Maxime Lefrançois est enseignant-chercheur en intelligence artificielle à l’École des Mines de Saint-Étienne depuis 2017. Le 18 janvier dernier, MEP a eu le plaisir de l’interroger sur son parcours, ses recherches et sa vision des ingénieurs de notre école.

Bonjour Monsieur Lefrançois, merci d’accepter de nous recevoir. Nous voudrions commencer par vous demander de nous décrire rapidement votre parcours ?

J’ai intégré l’École Normale Supérieure de Cachan après une prépa PSI en province. J’ai été lauréat de l’Agrégation de Mécanique en 2008. J’ai ensuite suivi un double cursus à l’Université de Grenoble, d’abord pour un Master en Traitement du Signal en 2009, puis un autre en informatique en 2010. J’ai également donné des vacations de mécanique en parallèle de mes études. J’ai ensuite préparé ma thèse dans l’équipe WIMMICS à Inria d’Université Côte d’Azur en représentation des connaissances lexicographiques. À partir de 2014, j’ai travaillé à l’École des Mines de Saint-Étienne en tant que post-doctorant sur un projet Européen dans le domaine des Smart Grids, le projet ITEA2 SEAS. J’ai amorcé différents travaux dans le domaine des ontologies et de la génération de graphes de connaissances, et participé au développement de standards internationaux comme l’ontologie Semantic Sensor Networks de l’OGC et du W3C, et l’ontologie Smart Applications REFerence Ontology de l’ETSI. Après être devenu Enseignant-Chercheur en 2017 et membre du laboratoire LIMOS, j’ai commencé à co-encadrer des doctorants, participé à différents projets de recherches, pris des responsabilités d’enseignement et continué à contribuer à l’animation scientifique de ma communauté.

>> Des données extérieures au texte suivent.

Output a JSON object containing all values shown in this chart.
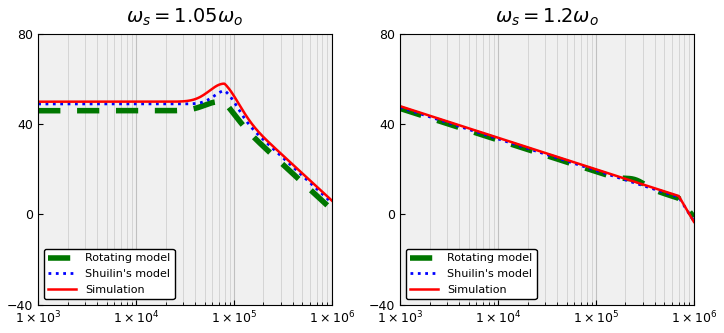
{
  "title1": "$\\omega_s = 1.05\\omega_o$",
  "title2": "$\\omega_s = 1.2\\omega_o$",
  "xmin": 1000.0,
  "xmax": 1000000.0,
  "ymin": -40,
  "ymax": 80,
  "yticks": [
    -40,
    0,
    40,
    80
  ],
  "sim_color": "#ff0000",
  "shuilin_color": "#0000ff",
  "rotating_color": "#007700",
  "legend_labels": [
    "Simulation",
    "Shuilin's model",
    "Rotating model"
  ],
  "bg_color": "#f0f0f0",
  "grid_color": "#c0c0c0"
}
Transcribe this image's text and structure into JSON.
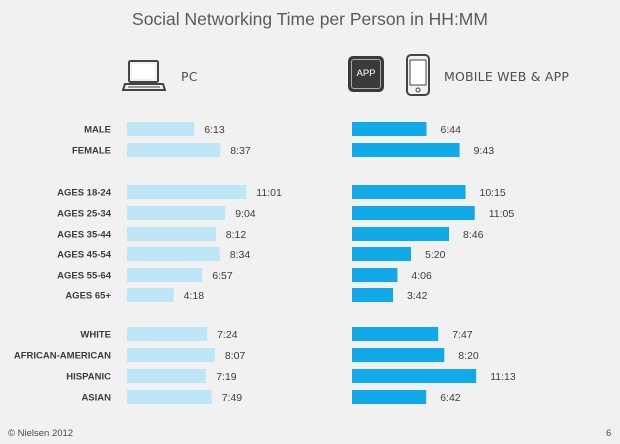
{
  "chart_data": {
    "type": "bar",
    "title": "Social Networking Time per Person in HH:MM",
    "panels": [
      {
        "name": "PC",
        "color": "#bfe6f7"
      },
      {
        "name": "MOBILE WEB & APP",
        "color": "#11a9e8"
      }
    ],
    "groups": [
      [
        "MALE",
        "FEMALE"
      ],
      [
        "AGES 18-24",
        "AGES 25-34",
        "AGES 35-44",
        "AGES 45-54",
        "AGES 55-64",
        "AGES 65+"
      ],
      [
        "WHITE",
        "AFRICAN-AMERICAN",
        "HISPANIC",
        "ASIAN"
      ]
    ],
    "series": [
      {
        "name": "PC",
        "values": [
          "6:13",
          "8:37",
          "11:01",
          "9:04",
          "8:12",
          "8:34",
          "6:57",
          "4:18",
          "7:24",
          "8:07",
          "7:19",
          "7:49"
        ]
      },
      {
        "name": "MOBILE WEB & APP",
        "values": [
          "6:44",
          "9:43",
          "10:15",
          "11:05",
          "8:46",
          "5:20",
          "4:06",
          "3:42",
          "7:47",
          "8:20",
          "11:13",
          "6:42"
        ]
      }
    ]
  },
  "icons": {
    "pc": "laptop-icon",
    "app": "app-icon",
    "mobile": "smartphone-icon"
  },
  "app_icon_text": "APP",
  "footer": {
    "copyright": "© Nielsen 2012",
    "page_number": "6"
  }
}
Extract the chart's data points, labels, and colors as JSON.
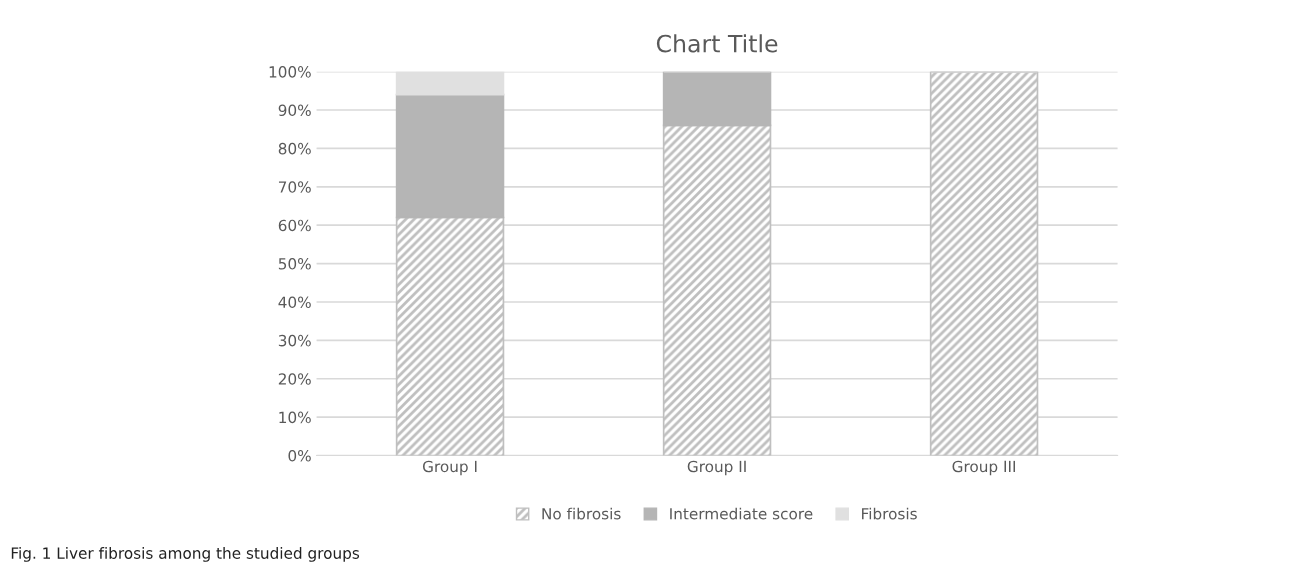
{
  "chart_data": {
    "type": "bar",
    "title": "Chart Title",
    "stacked": true,
    "categories": [
      "Group I",
      "Group II",
      "Group III"
    ],
    "series": [
      {
        "name": "No fibrosis",
        "color": "#bfbfbf",
        "values": [
          62,
          86,
          100
        ]
      },
      {
        "name": "Intermediate score",
        "color": "#b5b5b5",
        "values": [
          32,
          14,
          0
        ]
      },
      {
        "name": "Fibrosis",
        "color": "#e0e0e0",
        "values": [
          6,
          0,
          0
        ]
      }
    ],
    "ylim": [
      0,
      100
    ],
    "yticks": [
      {
        "value": 0,
        "label": "0%"
      },
      {
        "value": 10,
        "label": "10%"
      },
      {
        "value": 20,
        "label": "20%"
      },
      {
        "value": 30,
        "label": "30%"
      },
      {
        "value": 40,
        "label": "40%"
      },
      {
        "value": 50,
        "label": "50%"
      },
      {
        "value": 60,
        "label": "60%"
      },
      {
        "value": 70,
        "label": "70%"
      },
      {
        "value": 80,
        "label": "80%"
      },
      {
        "value": 90,
        "label": "90%"
      },
      {
        "value": 100,
        "label": "100%"
      }
    ],
    "grid": "y",
    "legend": "bottom",
    "annotations": [
      "Fig. 1 Liver fibrosis among the studied groups"
    ]
  }
}
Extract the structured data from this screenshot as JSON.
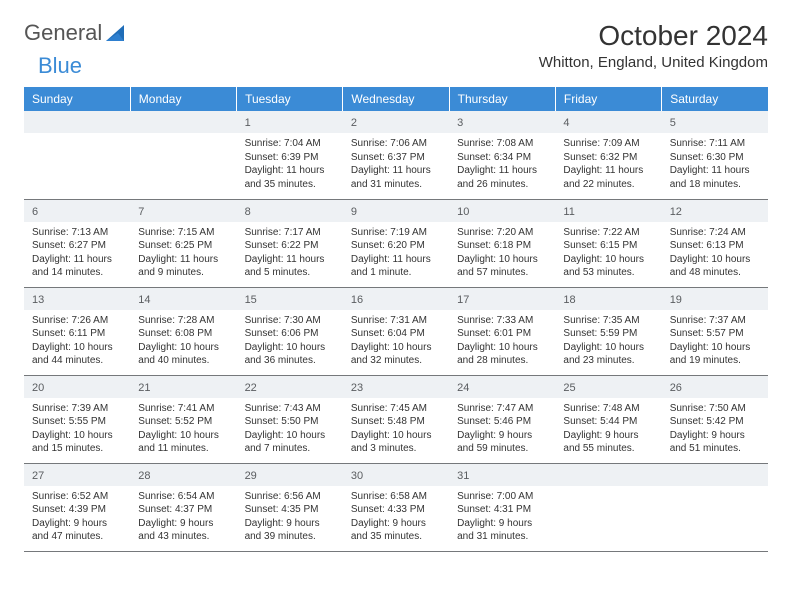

Pourquoi avoir quitté la mécanique ? C’était pourtant votre spécialité en sortant de l’ENS Cachan.

Je ne me suis pas senti une vocation pour l’enseignement des sciences de l’ingénieur en Lycée, en tout cas pas avec des méthodes traditionnelles d’enseignement. Je voulais m’intéresser à d’autres manières d’enseigner, via des environnements informatiques, et des systèmes d’interaction homme-machine innovants. D’où mes choix de Masters. Ce sont les cours d’informatique, et notamment les cours de représentation des connaissances et de traitement du langage naturel, qui m’ont le plus inspirés. J’avais l’impression qu’il y avait encore tant de choses à découvrir dans ce domaine en pleine ébullition. C’est cette perspective de vastes découvertes qui me semblait et me semble toujours plus attrayant.

Pourquoi choisir la sémantique ?

En linguistique, la sémantique est l’étude de la signification des énoncés. Transposé à l’informatique, c’est l’étude de la signification des programmes informatiques. Transposé au Web, c’est permettre aux machines de comprendre la signification des symboles contenus dans les pages web, mais aussi les fonctionnalités offertes par des services web, savoir formuler une requête et interpréter une réponse. C’est un complément formidable à toutes les autres techniques d’intelligence artificielle : ce domaine développe le langage des IA de demain. Et avec le développement de l’Internet des Objets, nous concevons le langage des Systèmes Cyber-Physiques du futur.

Où travaillez-vous ? 

Je travaille dans l’équipe Informatique et Systèmes Intelligents de l’institut Henri Fayol, l’un des cinq centres de recherche et d’enseignement de l’École des Mines de Saint-Étienne, et je suis membre du Laboratoire d’Informatique, de Modélisation et d’Optimisation des Systèmes (LIMOS), une unité mixte de recherche du CNRS. L’institut Henri Fayol c’est une équipe de 53 permanents : 45 enseignants chercheurs ; 5 personnels administratifs et techniques ; 3 ingénieurs experts ; et 38 doctorants et post‐doctorants.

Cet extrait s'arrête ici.